D Turbulence results when two air masses at different temperatures
and/or pressures meet.
D This meeting can form a thunderstorm.
D The thunderstorm produces rain.
D The radar displays rain (thus revealing the turbulence).
D In the thunderstorm’s cumulus stage, echoes appear on the display
and grow progressively larger and sharper. The antenna can be
tilted up and down in small increments to maximize the echo pattern.
D In the thunderstorm’s mature stage, radar echoes are sharp and
clear. Hail occurs most frequently early in this stage.
D In the thunderstorm’s dissipating stage, the rain area is largest and
shows best with a slight downward antenna tilt.
Radar can be used to look inside the precipitation area to spot zones
of present and developing turbulence.
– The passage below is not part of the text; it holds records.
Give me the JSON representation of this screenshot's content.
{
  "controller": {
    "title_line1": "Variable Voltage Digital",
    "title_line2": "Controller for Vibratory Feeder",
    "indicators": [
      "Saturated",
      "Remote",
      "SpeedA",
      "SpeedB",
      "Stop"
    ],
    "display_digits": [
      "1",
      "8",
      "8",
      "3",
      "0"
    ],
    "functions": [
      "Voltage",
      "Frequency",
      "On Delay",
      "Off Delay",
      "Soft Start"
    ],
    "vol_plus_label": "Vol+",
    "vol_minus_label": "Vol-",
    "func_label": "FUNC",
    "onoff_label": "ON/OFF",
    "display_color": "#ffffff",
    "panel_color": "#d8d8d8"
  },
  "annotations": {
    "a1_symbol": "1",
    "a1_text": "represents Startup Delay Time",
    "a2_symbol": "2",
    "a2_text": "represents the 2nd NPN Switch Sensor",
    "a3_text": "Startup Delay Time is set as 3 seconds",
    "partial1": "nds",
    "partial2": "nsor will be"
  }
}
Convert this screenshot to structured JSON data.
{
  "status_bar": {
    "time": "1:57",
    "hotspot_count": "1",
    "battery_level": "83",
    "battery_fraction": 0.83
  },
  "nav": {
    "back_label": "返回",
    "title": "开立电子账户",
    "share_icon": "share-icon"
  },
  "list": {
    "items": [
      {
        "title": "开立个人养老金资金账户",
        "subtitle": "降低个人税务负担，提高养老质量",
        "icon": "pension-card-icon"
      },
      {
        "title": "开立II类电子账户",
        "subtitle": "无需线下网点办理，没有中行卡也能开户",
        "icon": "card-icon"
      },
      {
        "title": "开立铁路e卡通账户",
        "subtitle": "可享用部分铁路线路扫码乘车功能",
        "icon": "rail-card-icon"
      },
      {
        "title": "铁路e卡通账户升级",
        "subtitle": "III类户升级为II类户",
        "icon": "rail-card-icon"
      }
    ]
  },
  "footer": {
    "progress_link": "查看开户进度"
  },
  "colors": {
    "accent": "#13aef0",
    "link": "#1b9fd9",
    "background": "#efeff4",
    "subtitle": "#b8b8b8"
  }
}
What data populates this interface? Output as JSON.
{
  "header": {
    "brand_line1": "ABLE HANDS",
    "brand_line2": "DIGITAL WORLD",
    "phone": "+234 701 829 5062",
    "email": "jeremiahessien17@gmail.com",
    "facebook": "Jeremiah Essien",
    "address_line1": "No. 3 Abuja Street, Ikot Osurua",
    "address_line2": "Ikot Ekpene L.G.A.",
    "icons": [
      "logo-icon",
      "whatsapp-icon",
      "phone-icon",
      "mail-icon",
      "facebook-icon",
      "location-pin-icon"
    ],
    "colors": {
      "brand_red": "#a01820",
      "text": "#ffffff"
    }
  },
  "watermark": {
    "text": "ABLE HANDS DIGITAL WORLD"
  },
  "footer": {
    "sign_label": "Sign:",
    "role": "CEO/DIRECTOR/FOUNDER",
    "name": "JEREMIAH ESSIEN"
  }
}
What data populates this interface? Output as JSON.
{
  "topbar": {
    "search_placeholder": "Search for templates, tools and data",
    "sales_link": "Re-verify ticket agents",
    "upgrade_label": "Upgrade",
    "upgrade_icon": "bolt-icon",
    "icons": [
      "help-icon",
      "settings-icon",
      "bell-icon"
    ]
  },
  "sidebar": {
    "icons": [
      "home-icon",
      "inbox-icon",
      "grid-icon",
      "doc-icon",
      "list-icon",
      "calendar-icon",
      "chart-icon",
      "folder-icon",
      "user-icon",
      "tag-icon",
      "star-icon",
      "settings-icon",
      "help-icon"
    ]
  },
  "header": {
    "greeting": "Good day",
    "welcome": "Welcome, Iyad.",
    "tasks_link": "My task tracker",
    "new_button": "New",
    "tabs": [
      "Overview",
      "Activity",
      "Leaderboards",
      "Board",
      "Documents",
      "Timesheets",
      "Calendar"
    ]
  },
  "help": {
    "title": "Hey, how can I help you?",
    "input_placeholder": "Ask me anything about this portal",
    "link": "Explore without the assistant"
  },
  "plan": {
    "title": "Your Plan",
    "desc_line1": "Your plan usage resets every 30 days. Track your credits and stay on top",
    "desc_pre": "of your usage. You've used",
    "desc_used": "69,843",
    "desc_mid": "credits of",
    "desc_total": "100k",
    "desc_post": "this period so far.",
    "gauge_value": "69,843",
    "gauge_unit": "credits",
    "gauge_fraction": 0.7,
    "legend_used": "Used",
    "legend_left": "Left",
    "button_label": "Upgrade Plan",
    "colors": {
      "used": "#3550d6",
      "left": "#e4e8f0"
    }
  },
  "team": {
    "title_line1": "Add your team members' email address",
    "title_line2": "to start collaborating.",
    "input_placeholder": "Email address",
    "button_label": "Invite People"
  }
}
Some knowledge of meteorology
is required to identify these areas as being turbulent. The most
important fact is that the areas of maximum turbulence occur where
the most abrupt changes from light or no rain to heavy rain occur. The
term applied to this change in rate is rain gradient. The greater the
change in rainfall rate, the steeper the rain gradient. The steeper the
rain gradient, the greater the accompanying turbulence. More
important, however, is another fact: storm cells are not static or stable,
but are in a constant state of change. While a single thunderstorm
seldom lasts more than an hour, a squall line, shown in figure 5–30, can
contain many such storm cells developing and decaying over a much
longer period. A single cell can start as a cumulus cloud only 1 mile in
diameter, rise to 15,000 ft, grow within 10 minutes to 5 miles in
diameter and tower to an altitude of 60,000 feet or more. Therefore,
weather radar should not be used to take flash pictures of weather, but
to keep weather under continuous surveillance.